Через тридцать шесть часов, в субботу 13-го, можно видеть новое зрелище: улица Варенн и прилегающий бульвар Инвалидов заполнены пестрой, волнующейся толпой. Отель "Кастри" превратился в сумасшедший дом, словно одержимый дьяволом: изо всех окон летят "кровати с простынями и занавесями", серебряная и золотая посуда с филигранью, зеркала, картины, комоды, гравюры, шифоньерки и звенящий фарфор среди громкого ликования народа, причем не крадут ничего, ибо все время раздается крик: "Кто украдет хоть гвоздь, будет повешен". Это плебисцит, или неоформленный иконоборческий приговор, простого народа, который приводится в исполнение! Муниципалитет дрожит, обсуждая, не вывесить ли ему красный флаг и не провозгласить ли закон о военном положении. В Национальном собрании одна часть громко жалуется, другая с трудом удерживается от знаков одобрения; аббат Мори не может решить, простирается ли число иконоборческой черни до сорока или до двухсот тысяч.

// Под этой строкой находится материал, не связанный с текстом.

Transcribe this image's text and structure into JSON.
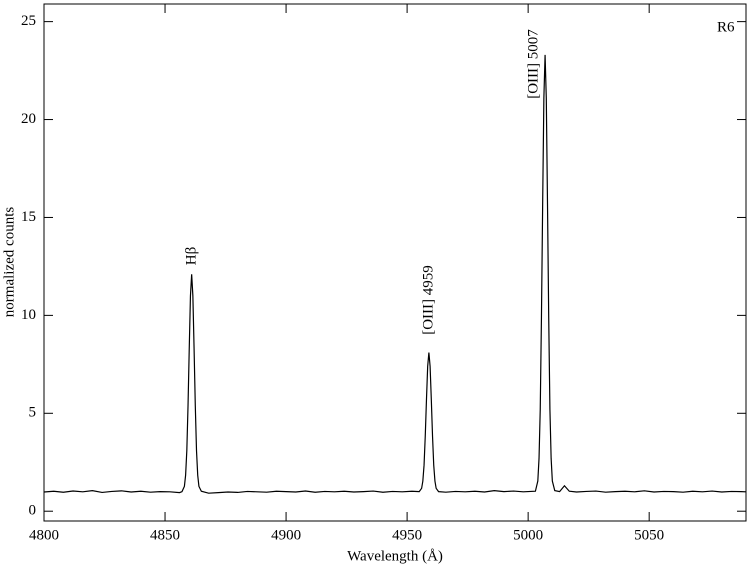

Депутации и гонцы – потому что отель "Кастри" довольно далеко от Сены приходят и уходят. Лафайет и национальные гвардейцы, хотя без красного флага, выступают, но без особой поспешности. Прибыв на место действия, Лафайет даже клянется народу, сняв шляпу, прежде чем приказать примкнуть штыки. Что толку? Плебейский "кассационный суд", по остроумному выражению Камиля, сделал свое дело и выходит в расстегнутых жилетках, с вывернутыми карманами: это был разгром, справедливое опустошение, но не грабеж! С неисчерпаемым терпением герой двух частей света[73]73
Старого и Нового Света.
[Закрыть] уговаривает народ, с мягкой убедительностью, хотя и с примкнутыми штыками, успокаивает и рассеивает толпу; наутро все снова принимает обычный вид.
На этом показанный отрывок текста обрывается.